10.04.2019
The still life of the San Francisco Museum of Fine Arts (FAMSF), which many experts considered fake, was attributed to the experts of the Van Gogh Museum in Amsterdam and dated in the autumn of 1886.
The inscription on the back of the “Still Life with Fruit and Chestnuts” (oil on canvas) reads: “Nature mort, paint par Vincent van Gogh” (“Still Life written by Vincent van Gogh”). The picture was donated to the museum in 1960 by Californian collectors Bruno and Sadie Adriani. However, due to doubts about its authenticity, caused by colors that were unusual for that time, it mostly collected dust in the storeroom and was not included in the authoritative catalog of Van Gogh’s reason.
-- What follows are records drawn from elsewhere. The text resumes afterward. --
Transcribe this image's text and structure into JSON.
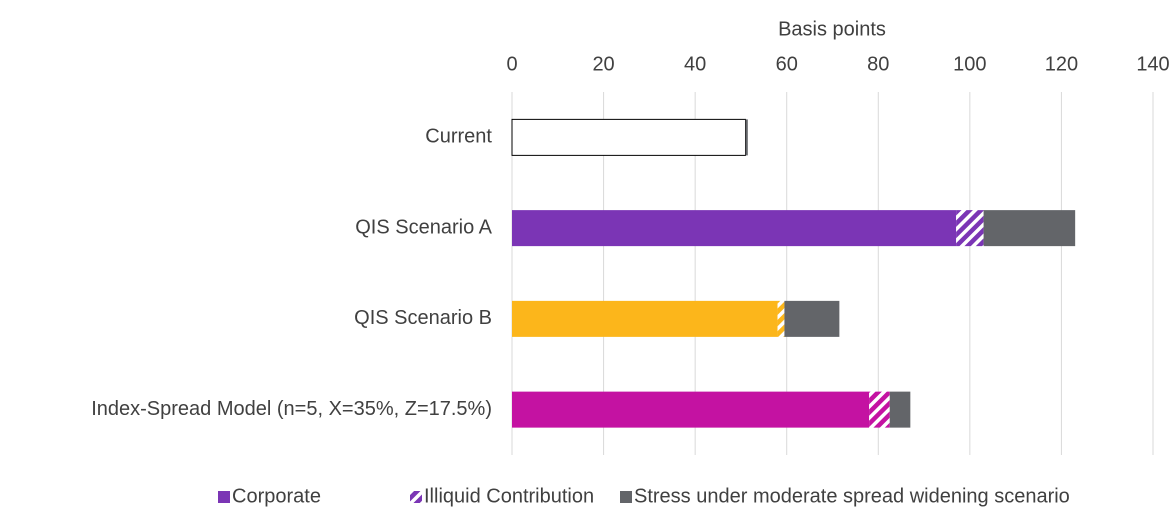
{
  "chart_data": {
    "type": "stacked_bar_horizontal",
    "x_axis_label": "Basis points",
    "categories": [
      "Current",
      "QIS Scenario A",
      "QIS Scenario B",
      "Index-Spread Model (n=5, X=35%, Z=17.5%)"
    ],
    "series": [
      {
        "name": "Corporate",
        "color": "#7b35b5",
        "colors": [
          "#ffffff",
          "#7b35b5",
          "#fcb61b",
          "#c412a2"
        ],
        "values": [
          51,
          97,
          58,
          78
        ]
      },
      {
        "name": "Illiquid Contribution",
        "color": "#7b35b5",
        "hatch": true,
        "values": [
          0,
          6,
          1.5,
          4.5
        ]
      },
      {
        "name": "Stress under moderate spread widening scenario",
        "color": "#636569",
        "values": [
          0.5,
          20,
          12,
          4.5
        ]
      }
    ],
    "xlim": [
      0,
      140
    ],
    "xticks": [
      0,
      20,
      40,
      60,
      80,
      100,
      120,
      140
    ],
    "grid": true,
    "legend": "bottom"
  }
}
Now the experts of the Van Gogh Museum have confirmed that the canvas and colors correspond to those used by the artist. Infrared reflectography also helped to reveal that there is another image under the still life (presumably a female figure) – a common practice for an eternally impoverished painter, forced to save even on brushes and paints. Stylistically, the picture fits into a series of still lifes created by van Gogh in Paris from October to December 1886. Studies of the Amsterdam Museum traced the provenance of work to the inventory of 1890, made shortly after the artist’s death, and confirmed the sale of the canvas in 1899 to an art dealer in Paris, Ambroise Vollard.
In the exposition of the Legion of Honor, one of the two FAMSF museums, the picture was previously exhibited only with a note about the possible authorship of van Gogh. She also participated in an exhibition at the Wallraf – Richartz Museum in Cologne in 2012, organized by Barbara Schaefer – she was convinced that this is the real Van Gogh.
Shtedelevsky Art Institute in Frankfurt is going to ask for a canvas for an exhibition of works by van Gogh acquired by German collectors of the twentieth century (Sadie Adriani was among them). The exposition “The Creation of Van Gogh. A love story for an artist in Germany ”will open in October.